By nature, information and communication technologies involve social interactions with professionals. Most studies reviewed here have a longitudinal design, or an Intervention versus a wait-list design. In either case, patients benefit from extended access to healthcare providers. Most interventions reviewed here include either an expert or peer involved in real-time or asynchronous communications (e.g., via video conferencing, SMS, or through social and peer support). We noted (not reported here) that in many of the effective interventions (e.g., those in which the effects were sustained after 12 months), the effects improved if the ICTs were added to the regular therapeutic procedures. It is plausible to postulate that when used as a complementary tool in patient care, ICT increases the capacity of patients to learn from interactive communication with experts, and then personalize their own care (by self-monitoring, and improved decision making about treatment options, or compliance with rehabilitation or pharmacological interventions.) Whether stand-alone technologies may produce clinically significant outcomes is an important factor that can be studied only if the human factors are carefully considered in both experimental design, and phenomenological assessment of the ICT usage in different individuals.

4.3 Limitations and Future Work

This review is limited by its own scale, which served to offer a long-shot perspective on the progression of the eHealth in clinical care for comorbid conditions: pain, anxiety, depression, and stress. As such, it remains to more closely examine the experimental factors that may inform the development of a unifying framework for collaborative and international research and development into digital therapeutics.

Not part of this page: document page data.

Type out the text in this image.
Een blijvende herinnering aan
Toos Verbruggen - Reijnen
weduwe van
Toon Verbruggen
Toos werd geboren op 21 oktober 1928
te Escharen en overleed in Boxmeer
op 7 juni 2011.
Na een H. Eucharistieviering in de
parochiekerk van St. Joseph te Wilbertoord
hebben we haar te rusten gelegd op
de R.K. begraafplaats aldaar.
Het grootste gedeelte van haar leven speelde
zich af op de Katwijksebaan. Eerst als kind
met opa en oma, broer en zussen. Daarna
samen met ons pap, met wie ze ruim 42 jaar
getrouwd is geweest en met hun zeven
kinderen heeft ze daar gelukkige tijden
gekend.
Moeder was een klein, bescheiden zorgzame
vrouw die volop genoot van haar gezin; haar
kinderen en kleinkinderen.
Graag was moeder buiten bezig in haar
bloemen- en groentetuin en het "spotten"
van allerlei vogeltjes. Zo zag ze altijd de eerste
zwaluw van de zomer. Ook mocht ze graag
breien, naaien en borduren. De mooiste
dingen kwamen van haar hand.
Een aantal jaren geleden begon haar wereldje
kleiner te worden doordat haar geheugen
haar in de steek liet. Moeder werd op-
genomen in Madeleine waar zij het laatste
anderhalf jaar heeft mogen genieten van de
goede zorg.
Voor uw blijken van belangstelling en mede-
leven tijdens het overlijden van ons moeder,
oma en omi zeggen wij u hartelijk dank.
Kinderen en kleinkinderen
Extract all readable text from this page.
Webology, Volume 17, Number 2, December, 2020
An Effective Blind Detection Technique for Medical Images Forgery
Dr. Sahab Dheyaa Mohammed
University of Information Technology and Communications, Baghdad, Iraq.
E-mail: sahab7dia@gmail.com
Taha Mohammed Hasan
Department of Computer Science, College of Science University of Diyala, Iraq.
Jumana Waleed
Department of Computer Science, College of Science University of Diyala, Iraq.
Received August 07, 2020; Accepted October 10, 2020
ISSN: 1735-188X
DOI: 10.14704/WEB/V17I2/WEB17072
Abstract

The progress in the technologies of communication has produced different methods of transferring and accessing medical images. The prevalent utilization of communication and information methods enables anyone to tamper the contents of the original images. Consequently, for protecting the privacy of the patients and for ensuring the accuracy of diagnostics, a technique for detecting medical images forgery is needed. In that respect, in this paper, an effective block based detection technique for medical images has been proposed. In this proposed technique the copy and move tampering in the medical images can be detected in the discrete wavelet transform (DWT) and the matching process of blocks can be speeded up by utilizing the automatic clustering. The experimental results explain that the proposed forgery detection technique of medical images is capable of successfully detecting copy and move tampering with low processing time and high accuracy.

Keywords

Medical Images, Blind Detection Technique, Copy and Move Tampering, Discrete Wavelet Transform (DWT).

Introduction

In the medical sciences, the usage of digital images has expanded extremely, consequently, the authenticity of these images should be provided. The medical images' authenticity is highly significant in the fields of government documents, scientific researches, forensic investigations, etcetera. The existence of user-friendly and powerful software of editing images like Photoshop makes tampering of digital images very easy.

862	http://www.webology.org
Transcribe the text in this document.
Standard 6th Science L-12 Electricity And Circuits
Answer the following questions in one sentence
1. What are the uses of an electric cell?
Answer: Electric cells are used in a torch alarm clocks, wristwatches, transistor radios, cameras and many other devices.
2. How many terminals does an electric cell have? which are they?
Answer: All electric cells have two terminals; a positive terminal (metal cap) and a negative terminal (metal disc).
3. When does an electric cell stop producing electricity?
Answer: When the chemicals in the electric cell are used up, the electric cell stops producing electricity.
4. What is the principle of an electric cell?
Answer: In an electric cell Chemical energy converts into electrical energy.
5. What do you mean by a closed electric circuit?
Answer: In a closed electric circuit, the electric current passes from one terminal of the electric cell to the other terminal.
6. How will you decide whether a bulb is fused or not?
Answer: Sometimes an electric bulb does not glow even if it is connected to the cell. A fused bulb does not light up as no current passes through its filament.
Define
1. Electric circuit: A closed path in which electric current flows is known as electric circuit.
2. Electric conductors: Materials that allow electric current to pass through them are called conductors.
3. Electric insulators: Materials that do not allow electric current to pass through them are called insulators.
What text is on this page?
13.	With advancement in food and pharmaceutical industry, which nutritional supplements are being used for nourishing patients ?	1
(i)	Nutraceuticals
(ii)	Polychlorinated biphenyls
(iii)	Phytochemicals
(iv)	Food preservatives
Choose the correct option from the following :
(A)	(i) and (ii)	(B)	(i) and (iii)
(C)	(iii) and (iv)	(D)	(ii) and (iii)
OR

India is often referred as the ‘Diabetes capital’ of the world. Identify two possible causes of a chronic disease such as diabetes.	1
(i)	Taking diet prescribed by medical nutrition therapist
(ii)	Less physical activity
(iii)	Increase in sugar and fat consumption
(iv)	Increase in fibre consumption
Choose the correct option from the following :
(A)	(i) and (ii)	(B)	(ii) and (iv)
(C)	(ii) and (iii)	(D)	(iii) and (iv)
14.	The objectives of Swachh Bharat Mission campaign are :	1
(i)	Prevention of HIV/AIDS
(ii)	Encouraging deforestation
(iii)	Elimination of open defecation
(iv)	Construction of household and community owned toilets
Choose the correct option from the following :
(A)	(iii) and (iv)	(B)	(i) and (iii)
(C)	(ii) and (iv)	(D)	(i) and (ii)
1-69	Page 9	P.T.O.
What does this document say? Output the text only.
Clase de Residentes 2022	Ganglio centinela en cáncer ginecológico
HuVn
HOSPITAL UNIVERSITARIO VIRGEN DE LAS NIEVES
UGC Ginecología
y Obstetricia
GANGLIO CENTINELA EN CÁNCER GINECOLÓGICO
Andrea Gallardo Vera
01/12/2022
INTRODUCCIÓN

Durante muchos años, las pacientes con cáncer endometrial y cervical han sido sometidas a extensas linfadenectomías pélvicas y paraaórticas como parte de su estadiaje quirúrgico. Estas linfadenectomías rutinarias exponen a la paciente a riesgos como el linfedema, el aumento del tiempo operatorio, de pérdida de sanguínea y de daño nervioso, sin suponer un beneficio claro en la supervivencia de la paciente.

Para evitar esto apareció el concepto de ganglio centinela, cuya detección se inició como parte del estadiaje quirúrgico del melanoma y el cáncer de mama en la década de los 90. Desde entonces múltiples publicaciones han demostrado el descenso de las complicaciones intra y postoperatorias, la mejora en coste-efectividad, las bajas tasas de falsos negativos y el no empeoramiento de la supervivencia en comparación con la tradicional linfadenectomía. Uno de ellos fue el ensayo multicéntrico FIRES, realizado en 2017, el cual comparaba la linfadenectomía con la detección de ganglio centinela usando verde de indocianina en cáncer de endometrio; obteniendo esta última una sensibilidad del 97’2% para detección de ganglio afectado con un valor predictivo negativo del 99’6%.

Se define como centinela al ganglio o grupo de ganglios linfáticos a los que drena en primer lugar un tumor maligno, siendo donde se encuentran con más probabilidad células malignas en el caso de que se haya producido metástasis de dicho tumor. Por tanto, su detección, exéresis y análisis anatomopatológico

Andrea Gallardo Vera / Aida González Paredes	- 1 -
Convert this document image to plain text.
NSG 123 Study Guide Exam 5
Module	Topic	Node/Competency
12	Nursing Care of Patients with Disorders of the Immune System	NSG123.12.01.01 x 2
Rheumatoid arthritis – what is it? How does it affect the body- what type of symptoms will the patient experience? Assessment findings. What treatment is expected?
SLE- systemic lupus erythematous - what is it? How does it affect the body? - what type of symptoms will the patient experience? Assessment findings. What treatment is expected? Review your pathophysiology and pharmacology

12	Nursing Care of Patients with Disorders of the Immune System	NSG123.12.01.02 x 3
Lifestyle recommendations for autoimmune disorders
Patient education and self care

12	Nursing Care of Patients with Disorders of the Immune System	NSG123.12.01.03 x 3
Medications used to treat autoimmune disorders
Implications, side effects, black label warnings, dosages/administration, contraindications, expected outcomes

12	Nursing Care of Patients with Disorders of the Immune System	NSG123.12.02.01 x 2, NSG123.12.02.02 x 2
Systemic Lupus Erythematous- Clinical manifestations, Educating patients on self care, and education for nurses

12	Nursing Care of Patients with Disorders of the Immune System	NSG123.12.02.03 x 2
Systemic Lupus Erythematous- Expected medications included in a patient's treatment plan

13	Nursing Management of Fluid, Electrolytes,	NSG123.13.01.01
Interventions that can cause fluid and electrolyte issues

It should also be noted that this review is based on an inductive qualitative methodology where the themes for interventions and study objectives are coded based on keywords in the abstract and two coders. In this paper, we have reported only the first set of our code hierarchy. In the future work, we will be delving more closely into clinical elements of these studies.

5 Conclusion

This review illustrates a rapidly growing interest in applying ICTs in care for hard-to-treat conditions such as pain, anxiety, and depression; and suggests that the evidence is mostly promising. However, there is a lack of an experimental or conceptual framework to account for variations in human factors. These variations may arise from the quality and quantity of the interactions among patients and their caregivers, as well as from personal or clinical factors that may influence the experience of individuals while adopting these technologies into their care. Methods to account for such variations are needed.